Nobody’s reliable, Flyte thought. This is politics, not DIY.
But all she said was, ‘How soon does he want to know?’
‘Ten minutes ago,’ said Lady Di. ‘Why are you still here?’
There was bad blood between them, if not as bad as there might have been. Both, for instance, were still standing. But Emma Flyte, being cursed with exceptional beauty, was used to hostility from both genders, though it was usually delivered in disguise. In some ways, Lady Di’s frank dislike was refreshing. And besides, Flyte had Claude Whelan’s support, so here she still was: Head Dog, which meant chief of the Service’s internal police, a branch of Five which had historically morphed, now and again, into a private squad administering to the merciless whims of one First Desk or other, but under Flyte’s leadership had become what it had originally been meant to be, or at least be seen to be: an impartial department dedicated to the purging of unacceptable in-house activity. Hunting out naughty spies, basically. Flyte’s usual intractability on this point was the main bone of contention between herself and Taverner, but here and now, she was prepared to allow the margins to grow misty. Nothing to do with a quid pro quo for Whelan’s backing, but a tacit acceptance that when the Park was under the hammer, everyone did what was needed. And since Abbotsfield, the Park was under the hammer.
Besides, Lady Di – ever the professional – never let her animosity show unless it was absolutely necessary, or she felt like it.
So Flyte simply said: ‘Just planning my next move, sir,’ and headed off to set things in motion, which first off involved getting Devon Welles to access the available background and bring her up to speed.
Devon, like herself, was former Job: real police, which meant he knew when to follow orders, when not to bother, and where the nearest pub was. In this instance, it took him forty minutes to pull together the threads the Service had wrapped around Zafar Jaffrey to date: two full-scale vettings and a handful of once-overs.
‘A lot for a middleweight pol,’ she observed.
‘It would be a lot for a middleweight white-bread pol,’ Welles corrected. ‘But outside the London mayor, Jaffrey’s the highest-profile Muslim player in the country. And each vetting preceded a public handshake with the PM. Who is not the type to be seen cuddling up to anyone dangerous.’
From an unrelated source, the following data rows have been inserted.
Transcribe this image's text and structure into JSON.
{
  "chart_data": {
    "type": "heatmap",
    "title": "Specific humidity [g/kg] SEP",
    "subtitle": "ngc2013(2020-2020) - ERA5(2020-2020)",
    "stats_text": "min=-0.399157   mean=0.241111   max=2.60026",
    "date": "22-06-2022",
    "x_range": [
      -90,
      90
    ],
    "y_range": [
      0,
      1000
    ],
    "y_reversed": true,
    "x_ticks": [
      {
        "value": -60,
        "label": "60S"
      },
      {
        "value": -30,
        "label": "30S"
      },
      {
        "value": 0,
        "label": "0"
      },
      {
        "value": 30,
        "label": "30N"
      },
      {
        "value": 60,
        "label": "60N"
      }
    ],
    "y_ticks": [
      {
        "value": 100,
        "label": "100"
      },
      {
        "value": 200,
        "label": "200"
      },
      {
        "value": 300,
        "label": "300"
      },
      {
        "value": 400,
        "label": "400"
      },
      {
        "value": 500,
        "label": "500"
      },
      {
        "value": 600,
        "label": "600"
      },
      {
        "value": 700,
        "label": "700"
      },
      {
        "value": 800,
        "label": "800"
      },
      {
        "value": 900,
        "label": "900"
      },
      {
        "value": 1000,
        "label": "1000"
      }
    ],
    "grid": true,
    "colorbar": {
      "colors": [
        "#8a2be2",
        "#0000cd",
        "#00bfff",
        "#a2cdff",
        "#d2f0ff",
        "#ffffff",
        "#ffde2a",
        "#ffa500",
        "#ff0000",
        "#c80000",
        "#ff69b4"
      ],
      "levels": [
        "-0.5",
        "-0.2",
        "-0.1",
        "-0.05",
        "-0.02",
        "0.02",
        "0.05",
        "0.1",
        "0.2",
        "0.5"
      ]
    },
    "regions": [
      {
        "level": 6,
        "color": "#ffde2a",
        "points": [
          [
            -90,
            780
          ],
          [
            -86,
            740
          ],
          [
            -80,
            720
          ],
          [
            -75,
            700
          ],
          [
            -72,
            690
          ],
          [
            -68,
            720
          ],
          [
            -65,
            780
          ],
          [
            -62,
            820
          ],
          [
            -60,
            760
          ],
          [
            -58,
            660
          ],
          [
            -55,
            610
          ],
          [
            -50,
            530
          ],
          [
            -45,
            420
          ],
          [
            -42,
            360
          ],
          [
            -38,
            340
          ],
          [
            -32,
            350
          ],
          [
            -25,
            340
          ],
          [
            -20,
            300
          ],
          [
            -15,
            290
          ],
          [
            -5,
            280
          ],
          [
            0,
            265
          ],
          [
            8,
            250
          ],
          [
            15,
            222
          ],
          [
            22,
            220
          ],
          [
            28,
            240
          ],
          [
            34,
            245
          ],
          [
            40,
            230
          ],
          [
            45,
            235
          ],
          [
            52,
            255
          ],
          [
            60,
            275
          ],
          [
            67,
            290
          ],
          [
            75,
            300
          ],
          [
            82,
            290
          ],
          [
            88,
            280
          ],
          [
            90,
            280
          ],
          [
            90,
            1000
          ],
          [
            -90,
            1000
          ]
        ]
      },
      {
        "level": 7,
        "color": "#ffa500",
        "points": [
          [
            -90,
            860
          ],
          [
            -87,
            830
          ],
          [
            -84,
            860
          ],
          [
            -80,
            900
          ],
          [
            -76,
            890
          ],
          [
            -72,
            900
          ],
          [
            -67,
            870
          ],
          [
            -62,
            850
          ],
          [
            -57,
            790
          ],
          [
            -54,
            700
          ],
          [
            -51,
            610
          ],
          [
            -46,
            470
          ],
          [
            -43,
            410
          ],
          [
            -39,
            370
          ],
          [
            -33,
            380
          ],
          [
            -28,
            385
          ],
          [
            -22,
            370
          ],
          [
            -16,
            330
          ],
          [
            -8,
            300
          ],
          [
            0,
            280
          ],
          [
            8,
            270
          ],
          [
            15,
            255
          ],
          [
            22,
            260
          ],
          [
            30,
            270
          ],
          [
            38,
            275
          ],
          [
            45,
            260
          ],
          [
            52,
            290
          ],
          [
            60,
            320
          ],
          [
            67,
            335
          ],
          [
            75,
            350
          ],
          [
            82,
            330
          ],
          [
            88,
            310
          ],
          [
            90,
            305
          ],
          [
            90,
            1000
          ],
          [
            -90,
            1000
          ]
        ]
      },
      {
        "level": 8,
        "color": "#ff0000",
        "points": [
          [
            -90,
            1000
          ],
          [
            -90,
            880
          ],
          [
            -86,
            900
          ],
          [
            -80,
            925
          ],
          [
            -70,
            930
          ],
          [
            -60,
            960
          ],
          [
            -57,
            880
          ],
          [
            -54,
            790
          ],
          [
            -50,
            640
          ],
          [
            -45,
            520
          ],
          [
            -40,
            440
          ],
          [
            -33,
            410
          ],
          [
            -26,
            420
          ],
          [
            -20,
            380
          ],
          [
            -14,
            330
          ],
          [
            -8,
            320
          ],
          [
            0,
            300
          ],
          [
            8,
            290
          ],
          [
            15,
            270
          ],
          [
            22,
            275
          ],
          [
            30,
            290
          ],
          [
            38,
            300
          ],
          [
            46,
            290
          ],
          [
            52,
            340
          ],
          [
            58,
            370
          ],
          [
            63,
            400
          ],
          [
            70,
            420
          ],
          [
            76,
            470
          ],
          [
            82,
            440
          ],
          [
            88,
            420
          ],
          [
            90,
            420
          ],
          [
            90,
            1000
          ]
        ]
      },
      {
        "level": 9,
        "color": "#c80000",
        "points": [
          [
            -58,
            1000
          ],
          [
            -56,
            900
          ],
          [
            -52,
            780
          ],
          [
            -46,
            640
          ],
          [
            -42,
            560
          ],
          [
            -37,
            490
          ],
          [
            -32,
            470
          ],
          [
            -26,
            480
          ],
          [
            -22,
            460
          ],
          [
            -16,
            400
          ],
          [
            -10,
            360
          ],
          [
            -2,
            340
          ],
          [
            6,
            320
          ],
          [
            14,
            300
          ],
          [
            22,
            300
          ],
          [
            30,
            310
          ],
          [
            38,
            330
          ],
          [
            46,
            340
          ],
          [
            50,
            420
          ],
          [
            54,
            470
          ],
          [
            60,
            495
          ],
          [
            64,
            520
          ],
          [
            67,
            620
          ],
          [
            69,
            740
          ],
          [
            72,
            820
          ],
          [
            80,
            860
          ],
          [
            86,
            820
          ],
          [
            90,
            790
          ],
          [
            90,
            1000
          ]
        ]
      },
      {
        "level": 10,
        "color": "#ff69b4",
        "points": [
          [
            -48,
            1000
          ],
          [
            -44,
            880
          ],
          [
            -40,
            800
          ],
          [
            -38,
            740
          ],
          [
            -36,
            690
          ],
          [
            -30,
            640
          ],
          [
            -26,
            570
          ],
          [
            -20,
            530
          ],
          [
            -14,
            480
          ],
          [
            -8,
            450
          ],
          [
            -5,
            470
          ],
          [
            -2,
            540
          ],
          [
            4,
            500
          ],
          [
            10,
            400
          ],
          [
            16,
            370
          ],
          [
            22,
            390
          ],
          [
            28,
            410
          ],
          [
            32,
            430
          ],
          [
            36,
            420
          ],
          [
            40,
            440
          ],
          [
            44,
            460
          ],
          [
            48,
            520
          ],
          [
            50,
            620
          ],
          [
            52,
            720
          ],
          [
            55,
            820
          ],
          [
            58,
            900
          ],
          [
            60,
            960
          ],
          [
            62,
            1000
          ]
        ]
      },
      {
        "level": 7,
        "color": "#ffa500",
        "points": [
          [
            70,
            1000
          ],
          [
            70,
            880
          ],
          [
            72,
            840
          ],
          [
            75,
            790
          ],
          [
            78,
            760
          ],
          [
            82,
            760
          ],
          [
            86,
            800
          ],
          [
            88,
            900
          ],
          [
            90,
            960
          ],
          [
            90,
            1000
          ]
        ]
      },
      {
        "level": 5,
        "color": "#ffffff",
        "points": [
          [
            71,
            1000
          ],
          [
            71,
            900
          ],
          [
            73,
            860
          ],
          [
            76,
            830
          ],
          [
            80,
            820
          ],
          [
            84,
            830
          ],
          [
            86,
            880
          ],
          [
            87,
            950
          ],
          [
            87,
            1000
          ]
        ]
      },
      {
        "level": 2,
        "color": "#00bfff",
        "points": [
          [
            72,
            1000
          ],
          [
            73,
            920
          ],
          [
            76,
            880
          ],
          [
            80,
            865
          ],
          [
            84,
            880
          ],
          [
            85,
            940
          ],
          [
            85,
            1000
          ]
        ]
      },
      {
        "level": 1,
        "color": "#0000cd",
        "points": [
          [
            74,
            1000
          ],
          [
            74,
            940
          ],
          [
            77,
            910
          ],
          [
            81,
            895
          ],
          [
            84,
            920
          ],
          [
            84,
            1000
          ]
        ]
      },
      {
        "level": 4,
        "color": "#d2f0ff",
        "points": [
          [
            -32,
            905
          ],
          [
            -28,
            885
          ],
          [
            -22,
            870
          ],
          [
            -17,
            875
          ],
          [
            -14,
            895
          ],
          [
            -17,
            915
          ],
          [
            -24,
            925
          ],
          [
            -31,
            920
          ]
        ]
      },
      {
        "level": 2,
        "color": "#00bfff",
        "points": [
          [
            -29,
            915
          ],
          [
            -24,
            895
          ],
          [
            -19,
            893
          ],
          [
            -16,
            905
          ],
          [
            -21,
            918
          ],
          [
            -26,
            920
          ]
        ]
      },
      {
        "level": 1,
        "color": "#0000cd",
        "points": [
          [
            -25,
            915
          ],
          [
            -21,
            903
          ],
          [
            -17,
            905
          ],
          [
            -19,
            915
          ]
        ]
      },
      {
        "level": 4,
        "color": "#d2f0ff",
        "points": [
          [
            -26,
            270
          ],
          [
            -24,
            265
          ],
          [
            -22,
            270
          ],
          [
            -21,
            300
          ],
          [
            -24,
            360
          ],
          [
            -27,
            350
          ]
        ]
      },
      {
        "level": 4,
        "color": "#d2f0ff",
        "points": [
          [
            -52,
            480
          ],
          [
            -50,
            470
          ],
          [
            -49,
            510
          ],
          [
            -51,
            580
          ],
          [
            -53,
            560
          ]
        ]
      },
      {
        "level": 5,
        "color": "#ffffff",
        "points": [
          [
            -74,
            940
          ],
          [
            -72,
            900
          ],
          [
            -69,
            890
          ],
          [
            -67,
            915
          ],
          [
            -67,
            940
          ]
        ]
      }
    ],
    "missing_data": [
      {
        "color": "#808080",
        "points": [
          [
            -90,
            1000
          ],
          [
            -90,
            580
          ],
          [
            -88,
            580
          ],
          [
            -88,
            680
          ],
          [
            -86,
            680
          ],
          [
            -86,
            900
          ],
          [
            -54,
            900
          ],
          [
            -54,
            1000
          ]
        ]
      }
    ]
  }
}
‘Are you allowed to say “white-bread” to me?’
‘I’m pretty sure you just asked for a black coffee in my hearing.’
They were in the canteen, which was where a lot of meetings took place that either weren’t private at all, or were so private they wanted to appear not to be.
Welles said, ‘The scanners were run over the whole family three years back, when his brother went off to Syria, and again when he announced his candidacy for mayor. He came through with, well, nobody ever has flying colours. But clean in every way you’d want him to be. Family’s middle class but he’s got the common touch, v. good on TV – did that interview, you probably saw it, where he cried on screen talking about how he and his family had failed his brother, how it was imperative that other Muslim families in the UK did not fail their sons. After that he sat on a few committees, made the right noises on Question Time, got himself appointed a special adviser to the PM. And here we are.’